The average house price slid 0.1 per cent in October, the data showed, after equal falls in August and September. This fall was driven by a 1.4 per cent increase in property listings outweighing the 0.3 per cent growth in new buyers.
Of all postcode districts, just 5.7 per cent saw price increases, compared to some 31 per cent reporting that prices declined.
But Hometrack research boss Richard Donnell preferred to look on the bright side, saying: “Taking a broader view of the market, year-on-year house price inflation is currently registering the lowest level of price falls for two years – currently minus 0.4 per cent.”
“This is down to a strong spring market in 2012, and a steady firming in underlying price levels in the north of the country,” Donnell said.
He also noted the 9.2 per cent rise in sales agreed, which he says has been driven by the reduced prices.
This more optimistic picture is also reflected in Rightmove’s consumer confidence survey, also out today.

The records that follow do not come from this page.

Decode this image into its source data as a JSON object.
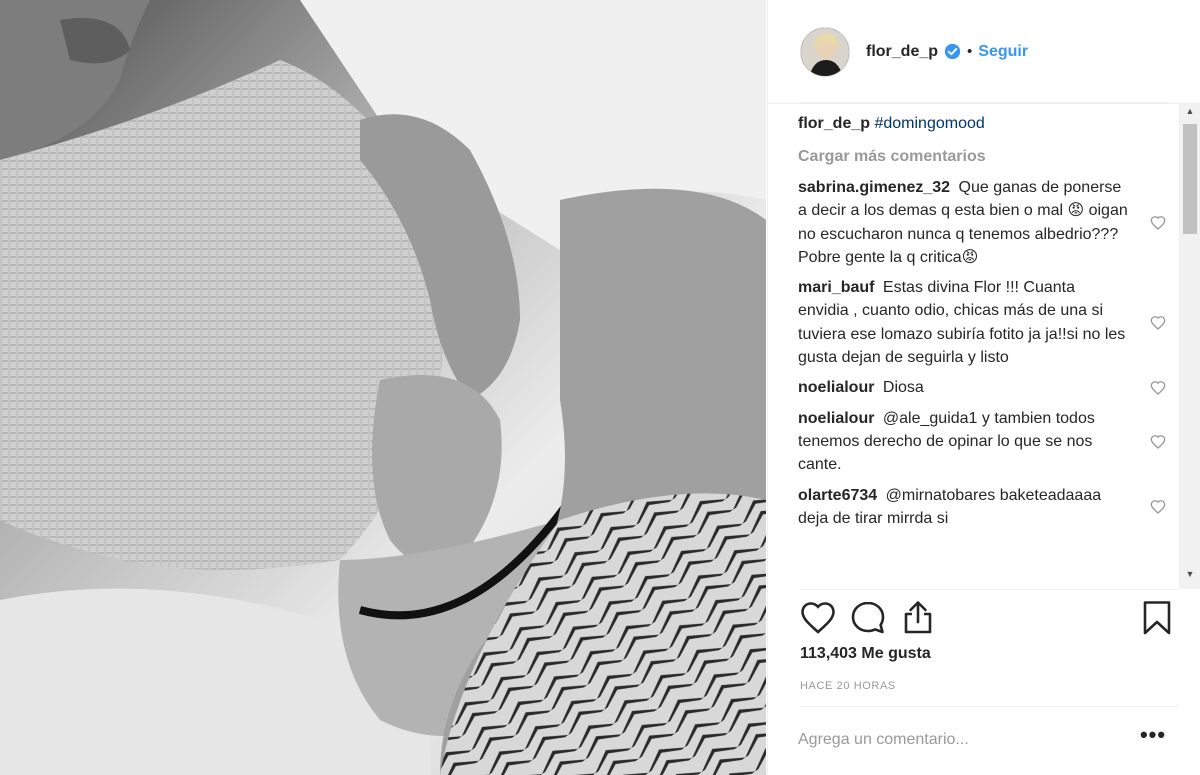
{
  "post": {
    "username": "flor_de_p",
    "separator": "•",
    "follow_label": "Seguir",
    "caption_user": "flor_de_p",
    "caption_text": "#domingomood",
    "load_more_label": "Cargar más comentarios",
    "comments": [
      {
        "user": "sabrina.gimenez_32",
        "text": "Que ganas de ponerse a decir a los demas q esta bien o mal 😡 oigan no escucharon nunca q tenemos albedrio??? Pobre gente la q critica😡"
      },
      {
        "user": "mari_bauf",
        "text": "Estas divina Flor !!! Cuanta envidia , cuanto odio, chicas más de una si tuviera ese lomazo subiría fotito ja ja!!si no les gusta dejan de seguirla y listo"
      },
      {
        "user": "noelialour",
        "text": "Diosa"
      },
      {
        "user": "noelialour",
        "text": "@ale_guida1 y tambien todos tenemos derecho de opinar lo que se nos cante."
      },
      {
        "user": "olarte6734",
        "text": "@mirnatobares baketeadaaaa deja de tirar mirrda si"
      }
    ],
    "likes_label": "113,403 Me gusta",
    "time_label": "HACE 20 HORAS",
    "add_comment_placeholder": "Agrega un comentario...",
    "more_label": "•••"
  },
  "icons": {
    "like": "heart-outline-icon",
    "comment": "speech-bubble-icon",
    "share": "share-upload-icon",
    "save": "bookmark-icon",
    "verified": "verified-badge-icon"
  },
  "colors": {
    "link_blue": "#3897f0",
    "hashtag_blue": "#003569",
    "muted_gray": "#999999",
    "text": "#262626"
  }
}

The proportion of respondents predicting prices will be up in 12 months time increased from 22 per cent in October 2011 to 29 per cent this month, Rightmove says, driven by improvements in the mortgage market.
But the survey also revealed that many are being hit with the “negative equity curse.” Seventeen per cent of those whose houses decreased in value between 2007 and today found themselves with a mortgage worth more than their house, the survey said.